In einer überraschend scharfen Rede wandte sich der israelische Ministerpräsident Benjamin Netanyahu an seine Unterstützer im US-Kongress in Washington. Protest gab es nicht nur davor, sondern auch von Abgeordneten.

Israels Regierungschef Benjamin Netanyahu hat einen seltenen Auftritt vor beiden Kammern des US-Kongresses dazu genutzt, jegliche Kritik am militärischen Vorgehen militärischen Vorgehens Israels im Gazastreifen zurückzuweisen.

Der unter Druck stehende Ministerpräsident ließ sich im Kapitol in Washington insbesondere von Republikanern feiern, teilte in alle Richtungen gegen Kritiker aus und nannte unter anderem die Vorwürfe des Internationalen Strafgerichtshofes gefährliche Lügen.

Hamas als Schuldiger

Netanyahu wies Vorwürfe zurück, Israel ziele im Gazakrieg absichtlich auf Zivilisten ab. Er warf vielmehr der Hamas vor, "alles in ihrer Macht Stehende getan, um palästinensische Zivilisten in Gefahr zu bringen". 

Er wies auch die eigene Verantwortung für die humanitäre Not der Menschen im Gazastreifen vehement zurückgewiesen.

"Wenn es Palästinenser im Gazastreifen gibt, die nicht genug Nahrung bekommen, dann nicht, weil Israel sie blockiert.
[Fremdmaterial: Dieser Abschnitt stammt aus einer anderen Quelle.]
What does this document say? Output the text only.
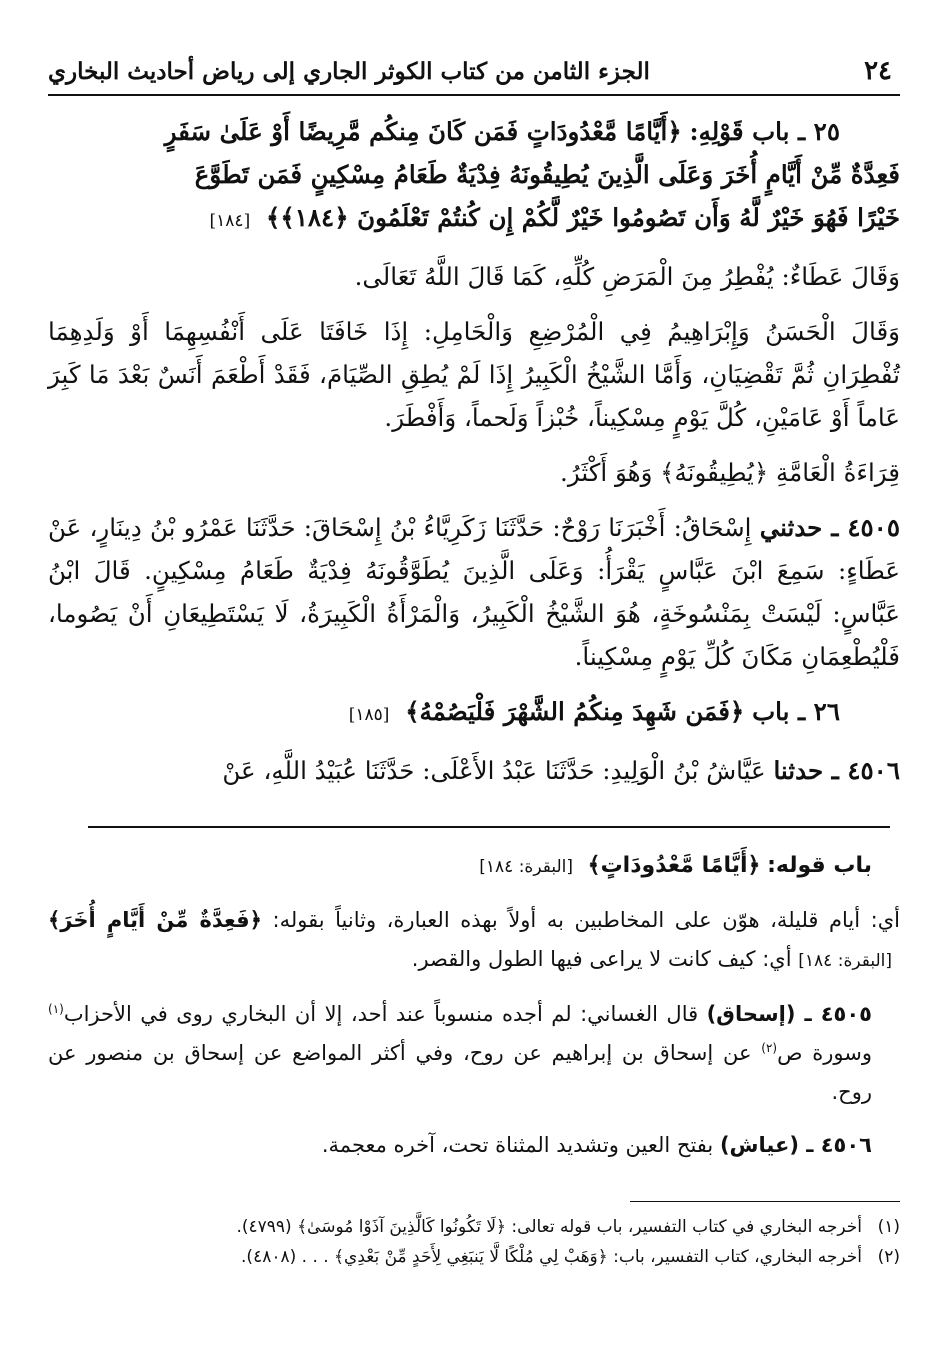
٢٤
الجزء الثامن من كتاب الكوثر الجاري إلى رياض أحاديث البخاري

٢٥ ـ باب قَوْلِهِ: ﴿أَيَّامًا مَّعْدُودَاتٍ فَمَن كَانَ مِنكُم مَّرِيضًا أَوْ عَلَىٰ سَفَرٍ

فَعِدَّةٌ مِّنْ أَيَّامٍ أُخَرَ وَعَلَى الَّذِينَ يُطِيقُونَهُ فِدْيَةٌ طَعَامُ مِسْكِينٍ فَمَن تَطَوَّعَ

خَيْرًا فَهُوَ خَيْرٌ لَّهُ وَأَن تَصُومُوا خَيْرٌ لَّكُمْ إِن كُنتُمْ تَعْلَمُونَ ﴿١٨٤﴾﴾ [١٨٤]

وَقَالَ عَطَاءٌ: يُفْطِرُ مِنَ الْمَرَضِ كُلِّهِ، كَمَا قَالَ اللَّهُ تَعَالَى.

وَقَالَ الْحَسَنُ وَإِبْرَاهِيمُ فِي الْمُرْضِعِ وَالْحَامِلِ: إِذَا خَافَتَا عَلَى أَنْفُسِهِمَا أَوْ وَلَدِهِمَا تُفْطِرَانِ ثُمَّ تَقْضِيَانِ، وَأَمَّا الشَّيْخُ الْكَبِيرُ إِذَا لَمْ يُطِقِ الصِّيَامَ، فَقَدْ أَطْعَمَ أَنَسٌ بَعْدَ مَا كَبِرَ عَاماً أَوْ عَامَيْنِ، كُلَّ يَوْمٍ مِسْكِيناً، خُبْزاً وَلَحماً، وَأَفْطَرَ.

قِرَاءَةُ الْعَامَّةِ ﴿يُطِيقُونَهُ﴾ وَهُوَ أَكْثَرُ.

٤٥٠٥ ـ حدثني إِسْحَاقُ: أَخْبَرَنَا رَوْحٌ: حَدَّثَنَا زَكَرِيَّاءُ بْنُ إِسْحَاقَ: حَدَّثَنَا عَمْرُو بْنُ دِينَارٍ، عَنْ عَطَاءٍ: سَمِعَ ابْنَ عَبَّاسٍ يَقْرَأُ: وَعَلَى الَّذِينَ يُطَوَّقُونَهُ فِدْيَةٌ طَعَامُ مِسْكِينٍ. قَالَ ابْنُ عَبَّاسٍ: لَيْسَتْ بِمَنْسُوخَةٍ، هُوَ الشَّيْخُ الْكَبِيرُ، وَالْمَرْأَةُ الْكَبِيرَةُ، لَا يَسْتَطِيعَانِ أَنْ يَصُوما، فَلْيُطْعِمَانِ مَكَانَ كُلِّ يَوْمٍ مِسْكِيناً.

٢٦ ـ باب ﴿فَمَن شَهِدَ مِنكُمُ الشَّهْرَ فَلْيَصُمْهُ﴾ [١٨٥]

٤٥٠٦ ـ حدثنا عَيَّاشُ بْنُ الْوَلِيدِ: حَدَّثَنَا عَبْدُ الأَعْلَى: حَدَّثَنَا عُبَيْدُ اللَّهِ، عَنْ

باب قوله: ﴿أَيَّامًا مَّعْدُودَاتٍ﴾ [البقرة: ١٨٤]

أي: أيام قليلة، هوّن على المخاطبين به أولاً بهذه العبارة، وثانياً بقوله: ﴿فَعِدَّةٌ مِّنْ أَيَّامٍ أُخَرَ﴾ [البقرة: ١٨٤] أي: كيف كانت لا يراعى فيها الطول والقصر.

٤٥٠٥ ـ (إسحاق) قال الغساني: لم أجده منسوباً عند أحد، إلا أن البخاري روى في الأحزاب$^{(١)}$ وسورة ص$^{(٢)}$ عن إسحاق بن إبراهيم عن روح، وفي أكثر المواضع عن إسحاق بن منصور عن روح.

٤٥٠٦ ـ (عياش) بفتح العين وتشديد المثناة تحت، آخره معجمة.

(١)
أخرجه البخاري في كتاب التفسير، باب قوله تعالى: ﴿لَا تَكُونُوا كَالَّذِينَ آذَوْا مُوسَىٰ﴾ (٤٧٩٩).
(٢)
أخرجه البخاري، كتاب التفسير، باب: ﴿وَهَبْ لِي مُلْكًا لَّا يَنبَغِي لِأَحَدٍ مِّنْ بَعْدِي﴾ . . . (٤٨٠٨).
Es liegt daran, dass die Hamas sie stiehlt", sagte Netanyahu. Israel habe viel getan, um palästinensische Zivilisten aus der Gefahrenzone zu bringen und zu schützen.

Die Hamas hingegen tue alles, was in ihrer Macht stehe, um die Zivilisten in dem abgeriegelten Küstenstreifen in Gefahr zu bringen. Die USA als wichtigster Verbündeter drängen Israel, die humanitäre Hilfe in Gaza zu verstärken und den Schutz der Zivilbevölkerung zu verbessern.

Der israelische Ministerpräsident ließ auch durch skurrile Aussagen aufhorchen: "Manche der Protestierenden halten Schilder, auf denen steht 'Schwule für Gaza' - sie könnten genauso gut Schilder mit 'Hühner für Kentucky Fried Chicken' hochhalten". 

Netanyahus Ankunft im US-Kapitol wurde von massiven Protesten begleitet. 

Erster Besuch seit Jahren

Es ist Netanyahus erster Besuch in Washington seit fast vier Jahren und seine erste Auslandsreise seit dem Terrorüberfall der islamistischen Hamas in Israel am 7. Oktober, der zum Krieg in Gaza führte.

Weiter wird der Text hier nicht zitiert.